Le théâtre d’été du CIA – Calendrier 2019

Le théâtre d’été du CIA est unique en son genre en région. Il rassemble des pièces acclamées par la critique et des comédiens professionnels spécialement invités, sous la direction experte de Matieu Gaumond, metteur en scène et ancien professeur au Conservatoire d’art dramatique de Québec. Des moments rares et de grande qualité.

Programmation 2019

Le 1er juin, 19 h 30
LETTRE D’UNE INCONNUE de Stefan Sweig
Avec Joanne Simard. Texte des chansons, Matieu Gaumond; musique de Benoît Converset
La troublante histoire d’une femme qui a consacré sa vie à l’amour d’un seul homme.

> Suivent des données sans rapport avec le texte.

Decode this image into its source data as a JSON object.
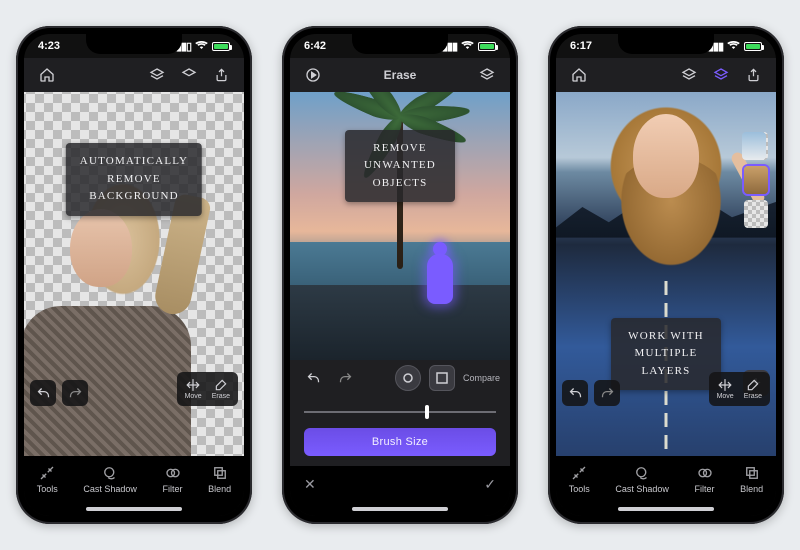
{
  "phone1": {
    "status_time": "4:23",
    "overlay_line1": "Automatically",
    "overlay_line2": "Remove Background",
    "mini": {
      "move": "Move",
      "erase": "Erase"
    },
    "bottom": {
      "tools": "Tools",
      "cast_shadow": "Cast Shadow",
      "filter": "Filter",
      "blend": "Blend"
    }
  },
  "phone2": {
    "status_time": "6:42",
    "title": "Erase",
    "overlay_line1": "Remove",
    "overlay_line2": "Unwanted Objects",
    "compare": "Compare",
    "brush_label": "Brush Size",
    "cancel": "✕",
    "confirm": "✓"
  },
  "phone3": {
    "status_time": "6:17",
    "overlay_line1": "Work with",
    "overlay_line2": "multiple Layers",
    "mini": {
      "move": "Move",
      "erase": "Erase"
    },
    "bottom": {
      "tools": "Tools",
      "cast_shadow": "Cast Shadow",
      "filter": "Filter",
      "blend": "Blend"
    }
  }
}
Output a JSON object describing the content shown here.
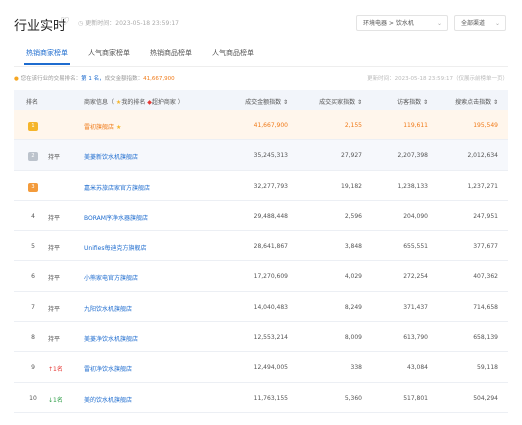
{
  "header": {
    "title": "行业实时",
    "update_label": "更新时间：2023-05-18 23:59:17",
    "category_select": "环境电器 > 饮水机",
    "channel_select": "全部渠道"
  },
  "tabs": [
    {
      "label": "热销商家榜单"
    },
    {
      "label": "人气商家榜单"
    },
    {
      "label": "热销商品榜单"
    },
    {
      "label": "人气商品榜单"
    }
  ],
  "info": {
    "prefix": "您在该行业的交易排名：",
    "rank": "第 1 名，",
    "gmv_label": "成交金额指数：",
    "gmv_value": "41,667,900",
    "right": "更新时间：2023-05-18 23:59:17（仅展示前榜单一页）"
  },
  "table": {
    "headers": [
      "排名",
      "商家信息（ ",
      "我的排名 ",
      "超护商家 ）",
      "成交金额指数 ⇕",
      "成交买家指数 ⇕",
      "访客指数 ⇕",
      "搜索点击指数 ⇕"
    ],
    "rows": [
      {
        "rank": "1",
        "medal": "1",
        "trend": "",
        "name": "雷初旗舰店",
        "gmv": "41,667,900",
        "buyers": "2,155",
        "visitors": "119,611",
        "search": "195,549"
      },
      {
        "rank": "2",
        "medal": "2",
        "trend": "持平",
        "name": "美菱新饮水机旗舰店",
        "gmv": "35,245,313",
        "buyers": "27,927",
        "visitors": "2,207,398",
        "search": "2,012,634"
      },
      {
        "rank": "3",
        "medal": "3",
        "trend": "",
        "name": "嘉米苏旅店家官方旗舰店",
        "gmv": "32,277,793",
        "buyers": "19,182",
        "visitors": "1,238,133",
        "search": "1,237,271"
      },
      {
        "rank": "4",
        "medal": "",
        "trend": "持平",
        "name": "BORAM序净水器旗舰店",
        "gmv": "29,488,448",
        "buyers": "2,596",
        "visitors": "204,090",
        "search": "247,951"
      },
      {
        "rank": "5",
        "medal": "",
        "trend": "持平",
        "name": "Unifies每迪克方旗舰店",
        "gmv": "28,641,867",
        "buyers": "3,848",
        "visitors": "655,551",
        "search": "377,677"
      },
      {
        "rank": "6",
        "medal": "",
        "trend": "持平",
        "name": "小熊家电官方旗舰店",
        "gmv": "17,270,609",
        "buyers": "4,029",
        "visitors": "272,254",
        "search": "407,362"
      },
      {
        "rank": "7",
        "medal": "",
        "trend": "持平",
        "name": "九阳饮水机旗舰店",
        "gmv": "14,040,483",
        "buyers": "8,249",
        "visitors": "371,437",
        "search": "714,658"
      },
      {
        "rank": "8",
        "medal": "",
        "trend": "持平",
        "name": "美菱净饮水机旗舰店",
        "gmv": "12,553,214",
        "buyers": "8,009",
        "visitors": "613,790",
        "search": "658,139"
      },
      {
        "rank": "9",
        "medal": "",
        "trend": "↑1名",
        "trend_dir": "up",
        "name": "雷初净饮水旗舰店",
        "gmv": "12,494,005",
        "buyers": "338",
        "visitors": "43,084",
        "search": "59,118"
      },
      {
        "rank": "10",
        "medal": "",
        "trend": "↓1名",
        "trend_dir": "down",
        "name": "美的饮水机旗舰店",
        "gmv": "11,763,155",
        "buyers": "5,360",
        "visitors": "517,801",
        "search": "504,294"
      }
    ]
  },
  "colors": {
    "accent": "#1e6ccf",
    "highlight": "#f07a18",
    "header_bg": "#f2f5fa"
  }
}
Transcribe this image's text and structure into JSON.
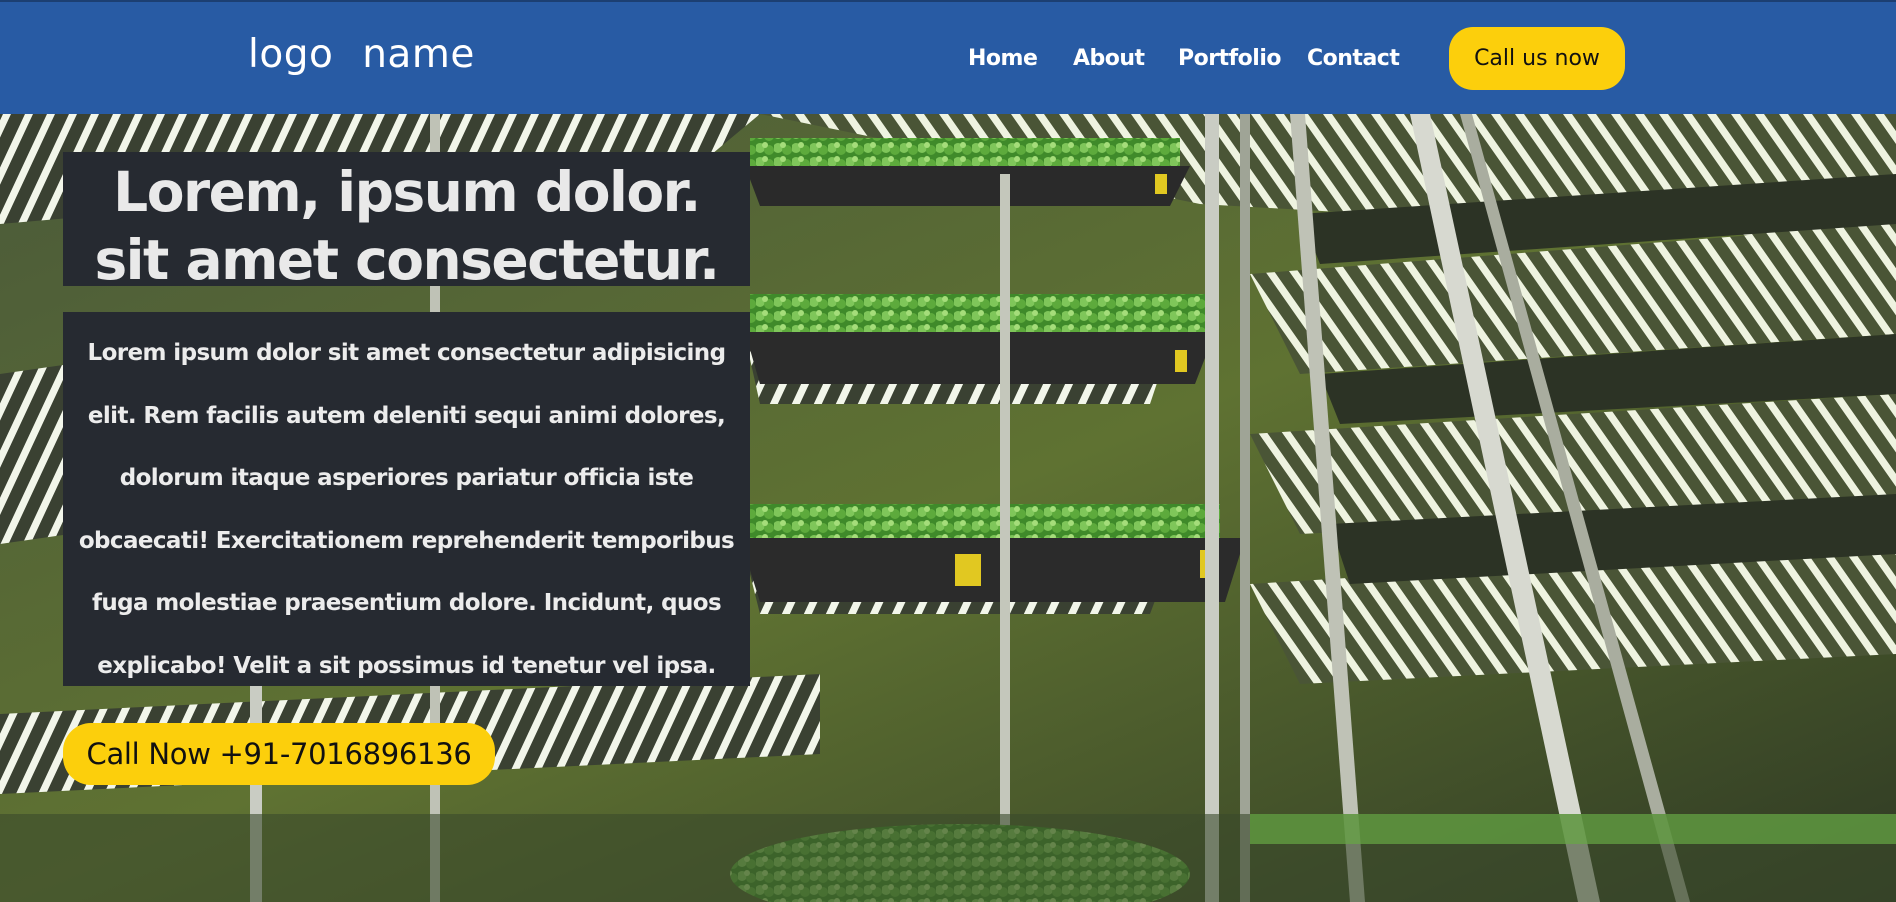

Le commentaire de Matieu Gaumond, metteur en lecture
LETTRE D’UNE INCONNUE
Quelque soit notre parcours sur terre, il se loge, au fond de nous-mêmes, le désir bien justifiable de se faire aimer. Les saints ou les sages consacrent leur vie à donner leur amour inconditionnellement, sans besoin de retour; mais nous, pauvres âmes errantes, avons besoin de reconnaissance, toujours à la recherche de celui ou celle qui nous aimera pour ce que nous sommes…
« Lettre d’une inconnue », c’est la troublante histoire d’une femme qui a consacré sa vie à l’amour d’un seul homme. Toute sa vie, elle espéra que l’être aimé lui rende cet amour, lui offre toutes ses nuits mais, à part quelques jours brefs échelonnés sur vingt ans, quelques rares moments d’extase, jamais celui-ci ne l’a reconnue… Elle fut,hélas, une femme parmi tant d’autres… Cette totale passion l’a menée vers le gouffre de la solitude. Désespérée après la mort subite de son unique enfant, cet enfant de lui dont elle lui a toujours caché l’existence, elle se résout à se donner la mort. Avant de partir, elle lui écrit une lettre-confession, une lettre-testament…
Tout cela semble si insensé dans ces temps modernes où l’amour est balayé et jeté aux rebuts… Pourtant, j’ai connu plein de gens, encore fous, qui désirent cette passion, qui y consacrent leur temps, leur énergie, pour se donner enfin une raison d’exister… J’aime ces gens, j’aime leurs âmes torturées…
Ne jugez pas trop vite cette femme trop passionnée, sa parole survoltée… Peut-être, à travers cet excès, découvrirez-vous que l’être humain passe parfois à côté de l’essentiel…
J’ai des raisons d’aimer Stefan Sweig… Il atteint mon âme.
J’ai des raisons d’aimer mon interprète… Elle me saoule l’âme.
J’ai des raisons d’aimer la musique de Benoît… Elle m’envahit l’âme.
J’ai des raisons de vous présenter « Lettre d’une inconnue »… J’ai le goût de vous parler d’âme…

Matieu Gaumond

Le 6 juillet, 16 h 30 (programme double)
VOYAGER AVEC CENDRARS
Avec Joël Fillion
LA PROSE DU TRANSSIBÉRIEN de Blaise Cendrars
Le voyage d’un jeune homme de dix-sept ans vers la Sibérie…
LES PÂQUES À NEW-YORK de Blaise Cendrars
Une nuit, un jeune incroyant se remémore les derniers jour du Christ…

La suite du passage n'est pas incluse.